Their local church said, ‘nah, because we’ve known him since he was a little boy, we’re not gonna start saying “her”. So not here, not at our church. We’ve known you too long to be able to do that.’
And so everywhere this child went in life, they were saying you were one thing, but only at church, they had to pretend to be something else. And they had to leave that church, and they finally came here, started talking to our care ministry staff, and we realized, ‘oh my goodness, we cannot be the last place a student feels comfortable. That’s the opposite of our goal for church, is to be the last place you feel comfortable talking about anything.’
Given the trajectory of North Point Community Church, this doesn’t surprise us at all.
This tremendously saddens me. I have LGBT history from my youth, two years as bisexual, 1978 and 1979 and many dear gay friends, most of whom are no longer with us. This is not a simple situation and involves the brokenness of us all. Heterosexuals have a filthy house to clean up and cannot in good faith, simply point fingers at LGBT people. That being said, the brokenness needs to be addressed. We all have some form of brokenness in our lives and that is the purpose of God and His Son, to do as Isaiah 61:1 calls us to do, "bind up the brokenhearted." This is not done by affirming sinful behavior. I returned from 35 years as a Prodigal to my Christian faith and I had to come back fully broken and shattered. God is merciful but He does not allow unrepentant hearts to remain unrepentant. He does not demand perfection...but He also calls us to turn away from sin day by day and when we miss it...we repent and get back on the path. It is a difficult path, one which I struggle with...and yet following God and His Son. Repentance is key.
“What a horrific place to send a confused child struggling with their sexuality.”
The only thing horrifying thing I see here is the fact that so many people agree that humans of any sort should be shunned and castigated by a CHURCH instead of loved and supported AS THEY ARE.
All children are “struggling” with their sexuality. All kids are learning about their bodies, their feelings, and how their bodies are seen and used by other peoples bodies. Most girls are already fully aware of men looking at them too long or touching them in ways they don’t like FAR before puberty.

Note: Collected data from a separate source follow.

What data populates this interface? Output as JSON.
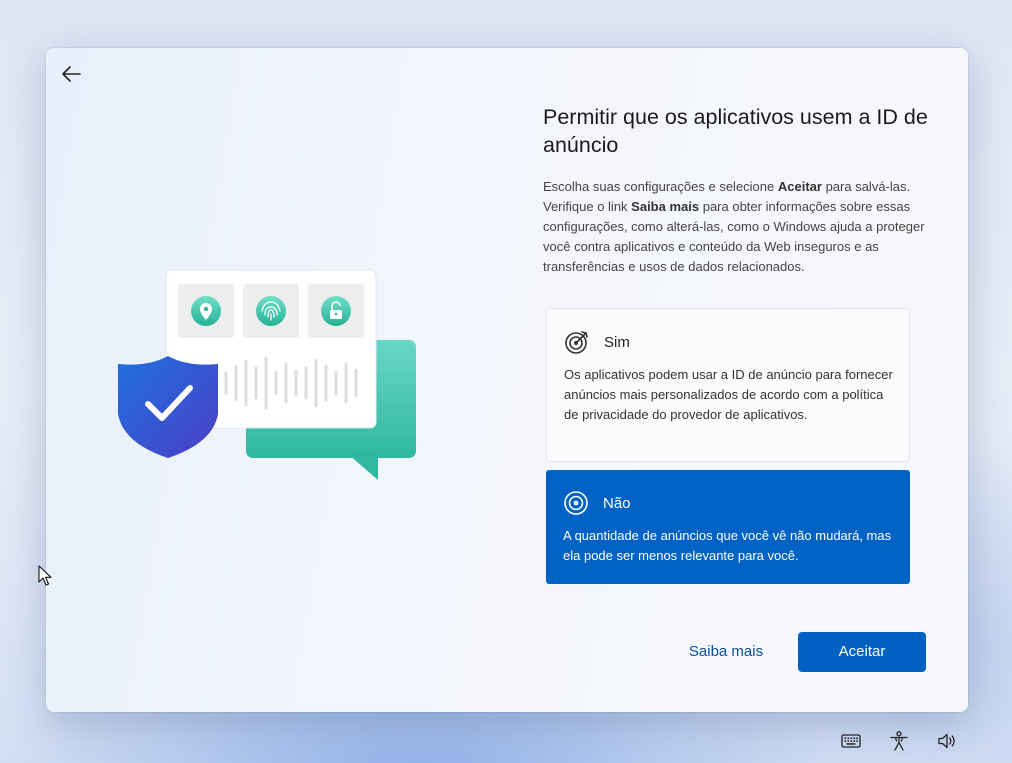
{
  "page": {
    "title": "Permitir que os aplicativos usem a ID de anúncio",
    "description_parts": [
      "Escolha suas configurações e selecione ",
      "Aceitar",
      " para salvá-las. Verifique o link ",
      "Saiba mais",
      " para obter informações sobre essas configurações, como alterá-las, como o Windows ajuda a proteger você contra aplicativos e conteúdo da Web inseguros e as transferências e usos de dados relacionados."
    ]
  },
  "options": {
    "yes": {
      "title": "Sim",
      "text": "Os aplicativos podem usar a ID de anúncio para fornecer anúncios mais personalizados de acordo com a política de privacidade do provedor de aplicativos.",
      "icon": "target-arrow-icon",
      "selected": false
    },
    "no": {
      "title": "Não",
      "text": "A quantidade de anúncios que você vê não mudará, mas ela pode ser menos relevante para você.",
      "icon": "target-icon",
      "selected": true
    }
  },
  "actions": {
    "learn_more": "Saiba mais",
    "accept": "Aceitar"
  },
  "tray": [
    "keyboard-icon",
    "accessibility-icon",
    "volume-icon"
  ],
  "colors": {
    "accent": "#0062c4",
    "link": "#0a4f9e",
    "teal": "#3fc5ae",
    "shield": "#2f5fd0"
  }
}
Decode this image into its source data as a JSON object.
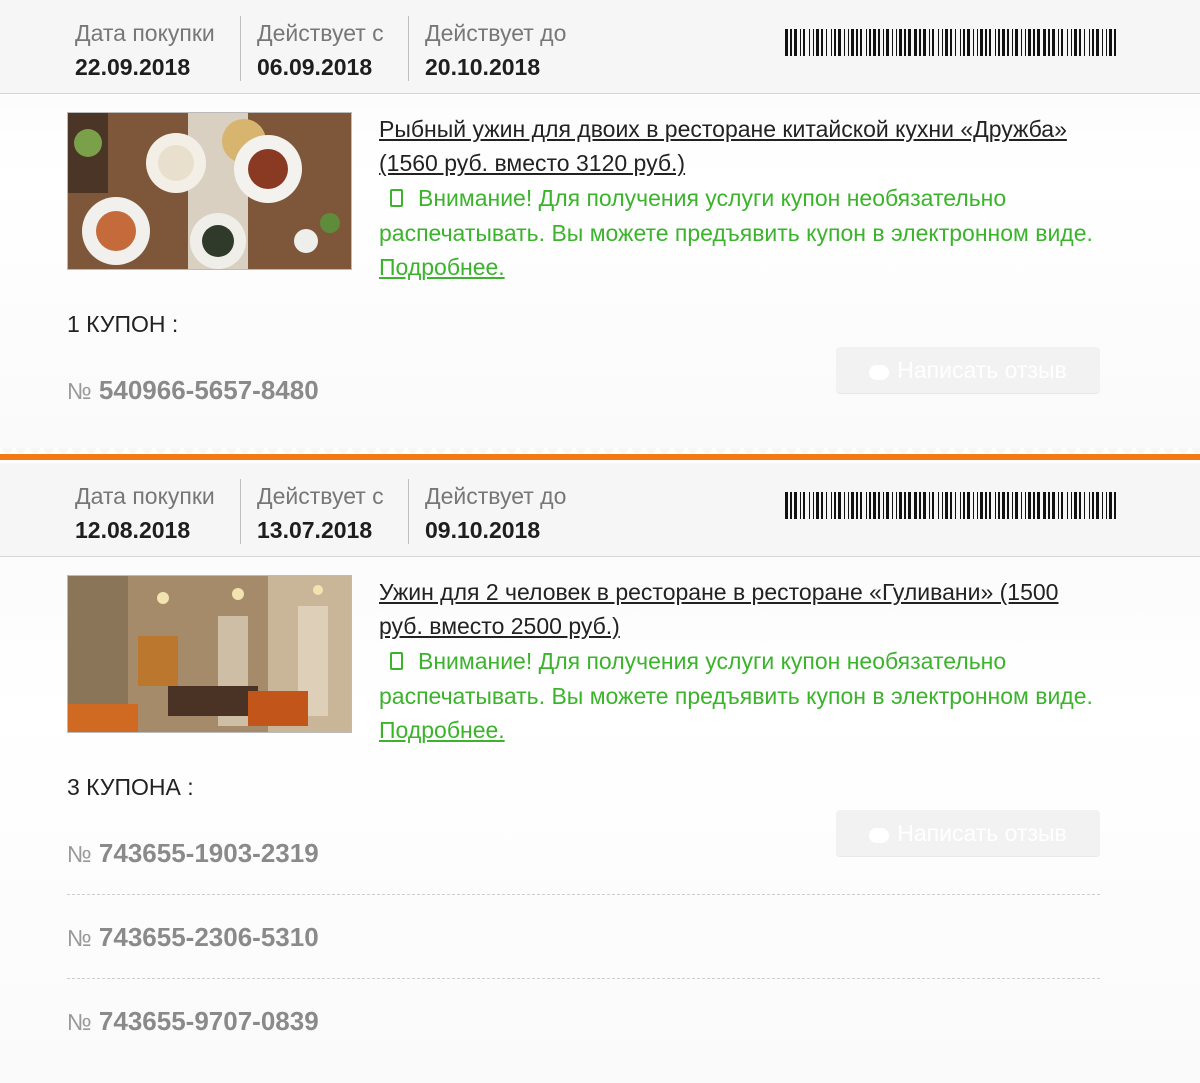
{
  "coupons": [
    {
      "purchase_label": "Дата покупки",
      "purchase_date": "22.09.2018",
      "from_label": "Действует с",
      "from_date": "06.09.2018",
      "to_label": "Действует до",
      "to_date": "20.10.2018",
      "title_line1": "Рыбный ужин для двоих в ресторане китайской кухни «Дружба»",
      "title_line2": "(1560 руб. вместо 3120 руб.)",
      "notice_text": "Внимание! Для получения услуги купон необязательно распечатывать. Вы можете предъявить купон в электронном виде.",
      "notice_link": "Подробнее.",
      "count_label": "1 КУПОН :",
      "number_prefix": "№",
      "numbers": [
        "540966-5657-8480"
      ],
      "review_button": "Написать отзыв"
    },
    {
      "purchase_label": "Дата покупки",
      "purchase_date": "12.08.2018",
      "from_label": "Действует с",
      "from_date": "13.07.2018",
      "to_label": "Действует до",
      "to_date": "09.10.2018",
      "title_line1": "Ужин для 2 человек в ресторане в ресторане «Гуливани» (1500",
      "title_line2": "руб. вместо 2500 руб.)",
      "notice_text": "Внимание! Для получения услуги купон необязательно распечатывать. Вы можете предъявить купон в электронном виде.",
      "notice_link": "Подробнее.",
      "count_label": "3 КУПОНА :",
      "number_prefix": "№",
      "numbers": [
        "743655-1903-2319",
        "743655-2306-5310",
        "743655-9707-0839"
      ],
      "review_button": "Написать отзыв"
    }
  ],
  "colors": {
    "accent_orange": "#f37a12",
    "notice_green": "#3bb42c"
  },
  "icons": [
    "barcode-icon",
    "phone-icon",
    "chat-bubble-icon"
  ]
}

The church is a dangerous place for all children because of the high prevalence of sexual predators hiding behind God, and all those willing to look the other way. And as I said, all kids are struggling with their sexuality and many times that struggle is seen as a weakness to be leveraged by men in the church, cause everyone trusts them right?
Jesus would be ashamed of 90% of you.
Let’s talk real problems in society shall we?
Women are not safe. They are raped, abused, and controlled by straight men whose only goal is power. They receive no justice and no protection because men are in power and laws do not protect us.
Our poor are poorer than ever before, and our rich are richer than ever before. Corporate greed and corruption of government are decimating the population to get richer.
People are prescribed their worth based on the color of their skin. They are woefully disadvantaged in every area, education, employment, healthcare, and in the justice system and all of that KILLS them (this is fact, well supported by empirical evidence). While the powerful race claims they are the victims of unfair persecution.
People are dying by the thousands for no other reason than where they live. One country’s government doesn’t like the other country’s government. So bombing hospitals, schools, places of worship is killing women, children, the sick the elderly in sacrifice to those almighty governments.
I do not care who you love, who you have sex with, how you dress or what pronouns you choose to use…because NONE OF THOSE THINGS HARM SOCIETY. All of those things allow you to connect with other humans in the pursuit of love. Love of yourself and love with others.
So all you church folk need to turn your heads to the real issues- the HARD ISSUES instead of mean girling people who are only pursuing their own happiness. Shame on all of you.